A tile puzzle game in which the user must sort numerical tiles in a given order.
The game is playable, but the most interesting part is probably the implementation of search algorithms. This program is a demonstration of some basic search methods used in classical AI. When the solution space is enumerable, finite, and the combinatorial expansion can be kept under control, search algorithms are a very effective method to find solutions to hard problems. Puzzle games such as this are a great example for some of these techniques.
This very simple game is also a demonstration of the OneLoneCoder (javidx9, David Barr) Pixel Game Engine, a simple and versatile engine to build algorithm visualizations, UI, and games.
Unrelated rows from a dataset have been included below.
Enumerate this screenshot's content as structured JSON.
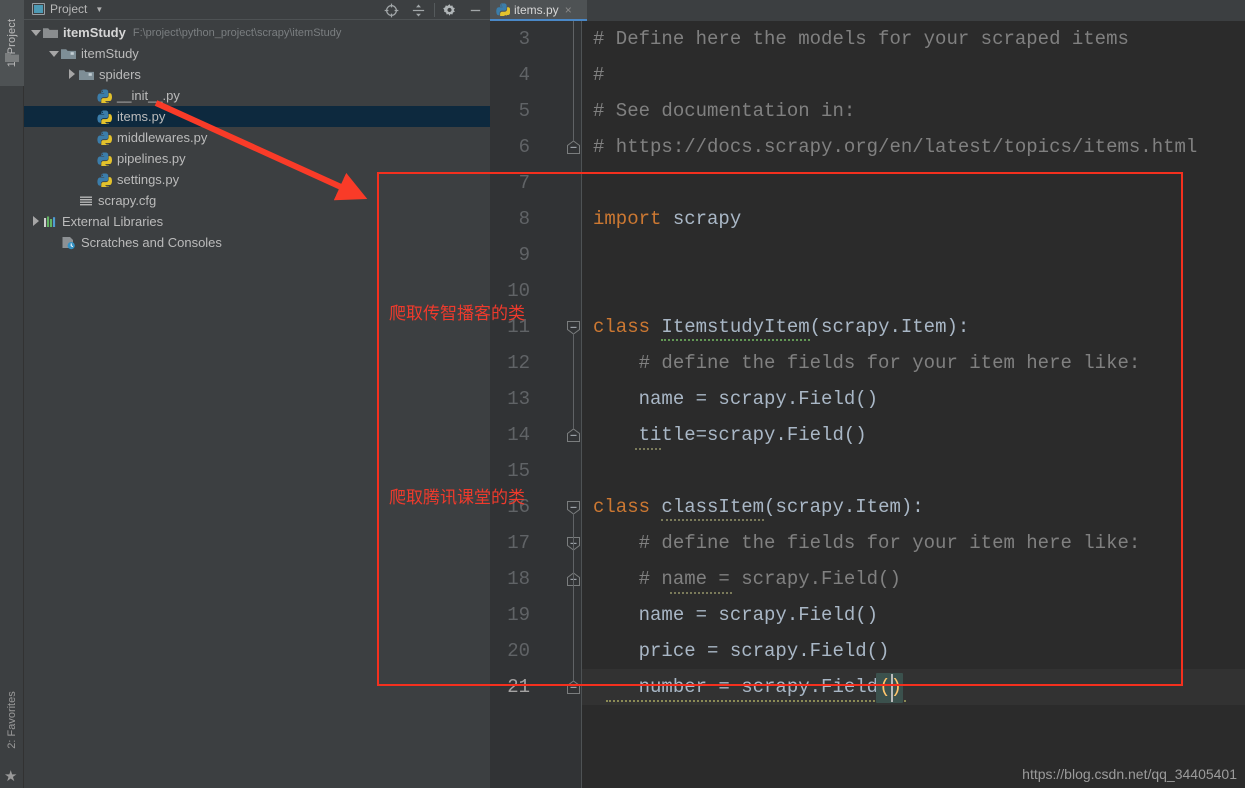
{
  "rail": {
    "project_button": "1: Project",
    "favorites_button": "2: Favorites",
    "folder_icon": "folder-icon",
    "star_icon": "star-icon"
  },
  "project_panel": {
    "title": "Project",
    "caret": "▼",
    "toolbar": {
      "locate_icon": "locate-target-icon",
      "collapse_icon": "collapse-all-icon",
      "gear_icon": "gear-icon",
      "minimize_icon": "minimize-icon",
      "minimize_label": "—"
    },
    "tree": [
      {
        "label": "itemStudy",
        "path": "F:\\project\\python_project\\scrapy\\itemStudy",
        "icon": "folder-icon",
        "arrow": "down",
        "indent": 0,
        "bold": true,
        "selected": false
      },
      {
        "label": "itemStudy",
        "path": "",
        "icon": "module-folder-icon",
        "arrow": "down",
        "indent": 1,
        "bold": false,
        "selected": false
      },
      {
        "label": "spiders",
        "path": "",
        "icon": "module-folder-icon",
        "arrow": "right",
        "indent": 2,
        "bold": false,
        "selected": false
      },
      {
        "label": "__init__.py",
        "path": "",
        "icon": "python-file-icon",
        "arrow": "none",
        "indent": 3,
        "bold": false,
        "selected": false
      },
      {
        "label": "items.py",
        "path": "",
        "icon": "python-file-icon",
        "arrow": "none",
        "indent": 3,
        "bold": false,
        "selected": true
      },
      {
        "label": "middlewares.py",
        "path": "",
        "icon": "python-file-icon",
        "arrow": "none",
        "indent": 3,
        "bold": false,
        "selected": false
      },
      {
        "label": "pipelines.py",
        "path": "",
        "icon": "python-file-icon",
        "arrow": "none",
        "indent": 3,
        "bold": false,
        "selected": false
      },
      {
        "label": "settings.py",
        "path": "",
        "icon": "python-file-icon",
        "arrow": "none",
        "indent": 3,
        "bold": false,
        "selected": false
      },
      {
        "label": "scrapy.cfg",
        "path": "",
        "icon": "config-file-icon",
        "arrow": "none",
        "indent": 2,
        "bold": false,
        "selected": false
      },
      {
        "label": "External Libraries",
        "path": "",
        "icon": "libraries-icon",
        "arrow": "right",
        "indent": 0,
        "bold": false,
        "selected": false
      },
      {
        "label": "Scratches and Consoles",
        "path": "",
        "icon": "scratches-icon",
        "arrow": "none",
        "indent": 1,
        "bold": false,
        "selected": false
      }
    ]
  },
  "editor": {
    "tab": {
      "label": "items.py",
      "icon": "python-file-icon",
      "close": "×"
    },
    "first_visible_line": 3,
    "current_line": 21,
    "lines": [
      {
        "n": 3,
        "text": "# Define here the models for your scraped items",
        "kind": "comment",
        "fold": "none"
      },
      {
        "n": 4,
        "text": "#",
        "kind": "comment",
        "fold": "none"
      },
      {
        "n": 5,
        "text": "# See documentation in:",
        "kind": "comment",
        "fold": "none"
      },
      {
        "n": 6,
        "text": "# https://docs.scrapy.org/en/latest/topics/items.html",
        "kind": "comment",
        "fold": "end"
      },
      {
        "n": 7,
        "text": "",
        "kind": "blank",
        "fold": "none"
      },
      {
        "n": 8,
        "text": "import scrapy",
        "kind": "import",
        "fold": "none"
      },
      {
        "n": 9,
        "text": "",
        "kind": "blank",
        "fold": "none"
      },
      {
        "n": 10,
        "text": "",
        "kind": "blank",
        "fold": "none"
      },
      {
        "n": 11,
        "text": "class ItemstudyItem(scrapy.Item):",
        "kind": "class",
        "fold": "start"
      },
      {
        "n": 12,
        "text": "    # define the fields for your item here like:",
        "kind": "comment",
        "fold": "none"
      },
      {
        "n": 13,
        "text": "    name = scrapy.Field()",
        "kind": "code",
        "fold": "none"
      },
      {
        "n": 14,
        "text": "    title=scrapy.Field()",
        "kind": "code",
        "fold": "end"
      },
      {
        "n": 15,
        "text": "",
        "kind": "blank",
        "fold": "none"
      },
      {
        "n": 16,
        "text": "class classItem(scrapy.Item):",
        "kind": "class",
        "fold": "start"
      },
      {
        "n": 17,
        "text": "    # define the fields for your item here like:",
        "kind": "comment",
        "fold": "start"
      },
      {
        "n": 18,
        "text": "    # name = scrapy.Field()",
        "kind": "comment",
        "fold": "end"
      },
      {
        "n": 19,
        "text": "    name = scrapy.Field()",
        "kind": "code",
        "fold": "none"
      },
      {
        "n": 20,
        "text": "    price = scrapy.Field()",
        "kind": "code",
        "fold": "none"
      },
      {
        "n": 21,
        "text": "    number = scrapy.Field()",
        "kind": "code",
        "fold": "end"
      }
    ]
  },
  "annotations": {
    "note_1": "爬取传智播客的类",
    "note_2": "爬取腾讯课堂的类",
    "highlight_rect_color": "#f4301e",
    "arrow_color": "#f93b28"
  },
  "watermark": "https://blog.csdn.net/qq_34405401"
}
You can move the tiles with the arrow, shuffle them with the spacebar and solve automatically with F2.
F1: Output this help to stdout.
F2: Execute Depth-First Search on the current configuration.
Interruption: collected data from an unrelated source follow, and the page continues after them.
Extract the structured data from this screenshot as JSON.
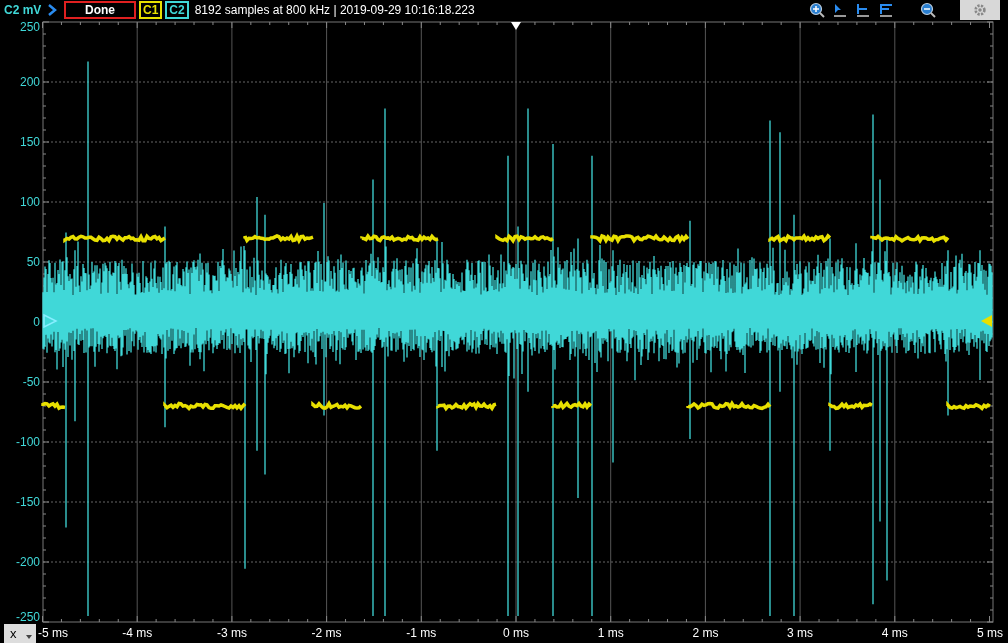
{
  "header": {
    "axis_label": "C2 mV",
    "status": "Done",
    "info": "8192 samples at 800 kHz | 2019-09-29 10:16:18.223",
    "channels": [
      {
        "label": "C1",
        "color": "#e8e000"
      },
      {
        "label": "C2",
        "color": "#40d8d8"
      }
    ]
  },
  "y_axis": {
    "ticks": [
      "250",
      "200",
      "150",
      "100",
      "50",
      "0",
      "-50",
      "-100",
      "-150",
      "-200",
      "-250"
    ]
  },
  "x_axis": {
    "menu": "x",
    "ticks": [
      "-5 ms",
      "-4 ms",
      "-3 ms",
      "-2 ms",
      "-1 ms",
      "0 ms",
      "1 ms",
      "2 ms",
      "3 ms",
      "4 ms",
      "5 ms"
    ]
  }
}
F3: Replay found solution.
F4: Swap two random tiles.
Arrows: Move the blank tile manually Space: Shuffle the tiles
Since I decided to use C++ for performance, I also opted for using modern C++ and made liberal use of the Standard Template Library (STL), smart pointers, etc. The same algorithms implemented in Python would look quite a bit simpler, but would run slower. When one is writing algorithms on NP-hard problems, speed matters.
There are many improvements to be made, both in style and efficiency. Since this is only a fun demo, I think that readability matters, so I kept it fairly simple.
Copyright (c) 2020 Christian Bruccoleri - LICENSE: MIT
The Pixel Game Engine is licensed under its own terms (see OLC-3 in the header file).
Version: 0.1 Date: 2020-08-01
Implement solution methods with other classical search algorithms, such as breadth-search, Dijkistra, and A*.
- Implementing A* is the highest priority.